A study elaborated at Washington University confirms the research done in past years confirming the close connection between diabetes and Alzheimer’s. Although the study included a small number of patients, the results are clear: the favorable effects of insulin work especially on the mitochondrion, the organs that represent the “electrical powerhouse” of the cell, and that are damaged in patients with Alzheimer’s.
Admittedly this is preliminary evidence with cellular systems in vitro, but its importance is clear since it stimulates the research that will lead to new therapeutic strategies in the fields of neuronal neurodegeneration and the associated cognitive decline.

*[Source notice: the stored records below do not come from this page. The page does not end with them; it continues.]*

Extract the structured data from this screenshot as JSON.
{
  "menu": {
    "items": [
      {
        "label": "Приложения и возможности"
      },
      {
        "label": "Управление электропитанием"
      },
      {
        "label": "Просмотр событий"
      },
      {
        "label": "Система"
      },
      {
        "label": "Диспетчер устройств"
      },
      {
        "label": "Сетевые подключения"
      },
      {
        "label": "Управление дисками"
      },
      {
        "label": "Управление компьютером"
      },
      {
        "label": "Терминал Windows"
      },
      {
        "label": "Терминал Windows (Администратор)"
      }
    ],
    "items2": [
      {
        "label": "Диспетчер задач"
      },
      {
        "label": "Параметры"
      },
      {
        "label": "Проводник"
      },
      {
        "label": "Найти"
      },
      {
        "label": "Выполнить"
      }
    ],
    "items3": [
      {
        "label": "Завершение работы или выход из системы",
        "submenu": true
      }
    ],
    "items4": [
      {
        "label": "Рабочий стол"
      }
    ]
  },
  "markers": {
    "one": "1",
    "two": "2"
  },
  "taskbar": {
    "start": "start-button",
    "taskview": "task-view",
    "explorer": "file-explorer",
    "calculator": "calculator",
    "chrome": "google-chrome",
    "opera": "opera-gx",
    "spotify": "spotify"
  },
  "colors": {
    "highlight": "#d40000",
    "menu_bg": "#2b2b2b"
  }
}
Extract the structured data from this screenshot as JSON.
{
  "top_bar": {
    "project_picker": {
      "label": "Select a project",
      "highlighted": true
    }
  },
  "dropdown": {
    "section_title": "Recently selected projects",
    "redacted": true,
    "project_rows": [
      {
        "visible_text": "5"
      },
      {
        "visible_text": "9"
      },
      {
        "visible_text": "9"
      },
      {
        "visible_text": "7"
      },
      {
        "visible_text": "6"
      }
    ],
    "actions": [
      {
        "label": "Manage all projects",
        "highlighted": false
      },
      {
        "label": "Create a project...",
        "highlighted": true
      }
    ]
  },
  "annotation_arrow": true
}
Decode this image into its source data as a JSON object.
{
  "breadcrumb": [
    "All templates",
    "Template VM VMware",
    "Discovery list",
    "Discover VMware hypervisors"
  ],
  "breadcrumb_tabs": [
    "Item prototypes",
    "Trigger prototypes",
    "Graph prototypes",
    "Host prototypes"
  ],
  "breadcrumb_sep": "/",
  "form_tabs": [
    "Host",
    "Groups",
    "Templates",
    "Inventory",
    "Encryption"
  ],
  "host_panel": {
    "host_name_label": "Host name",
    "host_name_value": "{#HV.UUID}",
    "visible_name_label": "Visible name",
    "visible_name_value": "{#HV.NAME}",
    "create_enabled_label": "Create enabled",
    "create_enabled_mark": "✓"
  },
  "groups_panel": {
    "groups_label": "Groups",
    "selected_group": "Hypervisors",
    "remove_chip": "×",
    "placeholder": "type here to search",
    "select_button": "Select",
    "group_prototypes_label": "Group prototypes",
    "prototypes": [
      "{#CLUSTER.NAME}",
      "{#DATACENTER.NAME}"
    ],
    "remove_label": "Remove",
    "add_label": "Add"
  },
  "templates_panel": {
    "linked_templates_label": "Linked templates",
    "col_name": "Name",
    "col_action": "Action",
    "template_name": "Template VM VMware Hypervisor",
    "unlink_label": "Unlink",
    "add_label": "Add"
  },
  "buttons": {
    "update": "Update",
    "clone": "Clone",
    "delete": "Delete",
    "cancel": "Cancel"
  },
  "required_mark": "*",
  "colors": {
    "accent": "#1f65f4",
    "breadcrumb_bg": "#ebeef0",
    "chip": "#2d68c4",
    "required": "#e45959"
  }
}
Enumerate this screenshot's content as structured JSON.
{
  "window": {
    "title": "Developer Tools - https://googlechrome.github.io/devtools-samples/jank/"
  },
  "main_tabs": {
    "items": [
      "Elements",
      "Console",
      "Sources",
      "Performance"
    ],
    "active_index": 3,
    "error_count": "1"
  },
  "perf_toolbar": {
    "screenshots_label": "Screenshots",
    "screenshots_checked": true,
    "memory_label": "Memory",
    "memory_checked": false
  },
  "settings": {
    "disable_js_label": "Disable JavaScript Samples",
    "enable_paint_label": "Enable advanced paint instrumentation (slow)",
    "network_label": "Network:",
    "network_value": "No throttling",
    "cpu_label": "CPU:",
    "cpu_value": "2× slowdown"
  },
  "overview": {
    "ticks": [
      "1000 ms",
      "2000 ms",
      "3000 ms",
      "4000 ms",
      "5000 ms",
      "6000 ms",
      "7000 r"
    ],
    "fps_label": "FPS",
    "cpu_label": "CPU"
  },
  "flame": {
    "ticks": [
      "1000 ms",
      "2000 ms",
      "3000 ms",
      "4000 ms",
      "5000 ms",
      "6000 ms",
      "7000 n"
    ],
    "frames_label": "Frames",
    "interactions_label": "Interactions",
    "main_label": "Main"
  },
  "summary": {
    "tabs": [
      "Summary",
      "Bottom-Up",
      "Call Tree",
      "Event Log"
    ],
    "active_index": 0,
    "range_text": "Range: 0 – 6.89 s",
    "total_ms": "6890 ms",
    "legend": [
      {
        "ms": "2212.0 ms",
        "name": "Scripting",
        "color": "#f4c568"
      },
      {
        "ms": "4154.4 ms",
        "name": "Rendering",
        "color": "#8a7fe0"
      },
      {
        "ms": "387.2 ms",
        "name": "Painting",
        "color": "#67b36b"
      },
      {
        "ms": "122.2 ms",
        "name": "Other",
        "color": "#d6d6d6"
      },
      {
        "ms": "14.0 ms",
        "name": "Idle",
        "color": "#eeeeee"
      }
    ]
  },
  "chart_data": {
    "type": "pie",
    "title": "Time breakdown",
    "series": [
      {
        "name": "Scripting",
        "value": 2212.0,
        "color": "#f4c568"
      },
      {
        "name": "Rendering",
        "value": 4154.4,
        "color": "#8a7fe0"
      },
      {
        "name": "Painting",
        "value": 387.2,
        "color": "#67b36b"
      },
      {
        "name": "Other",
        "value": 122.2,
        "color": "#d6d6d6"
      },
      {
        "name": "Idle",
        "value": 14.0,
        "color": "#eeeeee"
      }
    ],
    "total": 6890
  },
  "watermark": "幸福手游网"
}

Suzanne Craft, of Washington University administered foods rich in sugars and fats to a group of individuals and compared the resulting data to a control group kept on a diet with a low glycemic content. The result was that the cerebrospinal liquid showed an increase in beta amiloids, the protein that damages cerebral areas, which leads to Alzheimer’s. These studies have induced the medical community to open the door to new researches in this direction, such as the use of oral antidiabetics in the control of Alzheimer’s and better eating habits that eliminate foods rich in fats and saturated sugars, the so-called “junk foods”, to prevent important risks at metabolic and neurocognitive levels.